Kathy Metcalf, president of the Chamber of Shipping of America, told Professional Mariner that CSA members only use the canal occasionally. But she said new issues, such as this one, “should not be financially covered by a surcharge, but rather should be included in the budget and toll rates.”
Members of the World Shipping Council (WSC), which represents the global container fleet, were awaiting more information on long-term engineering solutions.
“Operators are hopeful that, to the greatest extent possible, those individual costs can be paid by the revenues of the canal as they stand now,” said John Butler, WSC president and chief executive officer.
The Panama Canal is expanding its investment program to find water supply solutions and is evaluating several options, including a pipeline to draw water from a lake at a higher elevation about 100 miles from the canal, the PCA told Professional Mariner.
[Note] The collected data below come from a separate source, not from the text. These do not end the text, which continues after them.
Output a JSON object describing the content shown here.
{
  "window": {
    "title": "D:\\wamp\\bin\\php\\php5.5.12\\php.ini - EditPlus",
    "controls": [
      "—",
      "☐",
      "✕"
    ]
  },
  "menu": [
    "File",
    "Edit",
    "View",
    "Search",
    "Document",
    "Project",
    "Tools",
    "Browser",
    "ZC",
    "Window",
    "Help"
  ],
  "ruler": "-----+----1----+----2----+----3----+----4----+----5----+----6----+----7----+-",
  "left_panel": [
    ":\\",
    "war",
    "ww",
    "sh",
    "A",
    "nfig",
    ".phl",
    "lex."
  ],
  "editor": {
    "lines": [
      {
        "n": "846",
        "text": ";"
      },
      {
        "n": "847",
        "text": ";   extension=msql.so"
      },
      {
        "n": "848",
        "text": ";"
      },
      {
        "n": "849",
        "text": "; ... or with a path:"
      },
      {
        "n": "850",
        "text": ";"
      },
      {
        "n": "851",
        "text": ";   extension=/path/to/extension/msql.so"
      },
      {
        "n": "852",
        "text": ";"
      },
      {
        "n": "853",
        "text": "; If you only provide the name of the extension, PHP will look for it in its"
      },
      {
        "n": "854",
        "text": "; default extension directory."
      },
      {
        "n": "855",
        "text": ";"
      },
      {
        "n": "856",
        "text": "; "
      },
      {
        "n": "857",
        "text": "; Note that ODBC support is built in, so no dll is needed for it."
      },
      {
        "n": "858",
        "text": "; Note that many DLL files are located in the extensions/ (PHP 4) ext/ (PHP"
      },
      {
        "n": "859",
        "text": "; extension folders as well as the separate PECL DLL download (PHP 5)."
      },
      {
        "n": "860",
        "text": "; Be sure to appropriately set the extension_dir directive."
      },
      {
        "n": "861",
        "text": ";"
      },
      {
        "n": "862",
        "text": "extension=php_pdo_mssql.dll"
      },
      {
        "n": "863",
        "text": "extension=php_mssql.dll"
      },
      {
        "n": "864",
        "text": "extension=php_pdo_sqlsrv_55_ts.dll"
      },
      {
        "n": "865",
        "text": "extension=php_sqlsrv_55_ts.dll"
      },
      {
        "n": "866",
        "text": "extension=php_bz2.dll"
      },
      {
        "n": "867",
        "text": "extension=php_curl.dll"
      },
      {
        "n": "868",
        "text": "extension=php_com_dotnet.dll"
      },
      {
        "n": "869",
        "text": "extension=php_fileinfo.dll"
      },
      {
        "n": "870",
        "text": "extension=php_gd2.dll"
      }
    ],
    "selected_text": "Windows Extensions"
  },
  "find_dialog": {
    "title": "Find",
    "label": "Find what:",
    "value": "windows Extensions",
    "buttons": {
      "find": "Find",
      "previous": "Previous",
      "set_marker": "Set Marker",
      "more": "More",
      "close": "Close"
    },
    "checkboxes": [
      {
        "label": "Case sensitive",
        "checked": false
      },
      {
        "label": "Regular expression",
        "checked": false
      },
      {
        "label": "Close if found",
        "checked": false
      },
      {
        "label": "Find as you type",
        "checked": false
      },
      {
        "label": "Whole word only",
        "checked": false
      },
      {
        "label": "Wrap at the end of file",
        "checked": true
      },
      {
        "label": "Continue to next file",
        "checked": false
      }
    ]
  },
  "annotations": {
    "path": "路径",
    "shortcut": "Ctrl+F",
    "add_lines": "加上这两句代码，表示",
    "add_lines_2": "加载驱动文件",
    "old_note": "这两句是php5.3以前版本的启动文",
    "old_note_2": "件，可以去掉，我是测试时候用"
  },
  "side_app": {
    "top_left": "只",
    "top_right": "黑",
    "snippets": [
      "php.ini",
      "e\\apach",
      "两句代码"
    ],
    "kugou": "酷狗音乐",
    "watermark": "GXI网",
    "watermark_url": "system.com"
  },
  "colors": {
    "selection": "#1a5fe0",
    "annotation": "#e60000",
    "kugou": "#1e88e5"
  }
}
A dam to regulate water flow is also being considered.
Faced with higher costs, operators have passed some of the burden of canal transit on to customers. Maersk and the Mediterranean Shipping Co. have instituted Panama Canal surcharges of $30 per container.
For medium-range tankers arriving on the Atlantic side, the typical wait time for a pre-booked slot is eight to 10 days, compared with a maximum of five days before the Feb. 15 changes took effect, according to Marieke Alsguth, a senior pricing specialist for S&P Global Platts.
According to S&P’s year-over-year data for March, freight rates for medium-range tankers transporting clean petroleum products from the Gulf Coast to Chile increased by 44 percent. But Alsguth said the increase in bunker fuel prices following the Jan. 1 sulfur cap could have contributed to the increase.
“A lot of pricing is being affected by the reduced number of slots available per day,” she added.
According to the PCA, use of the reservation system has increased notably, and there have been longer waits for ships without reservations since Feb. 15. For help predicting the freshwater surcharge, operators can access a 60-day water level forecast on the PCA website.
With the freshwater surcharge and accompanying changes in place until further notice, Butler said the PCA has been open about its search for an engineering solution and will come back to users when it has answers. When that will happen, he added, remains uncertain.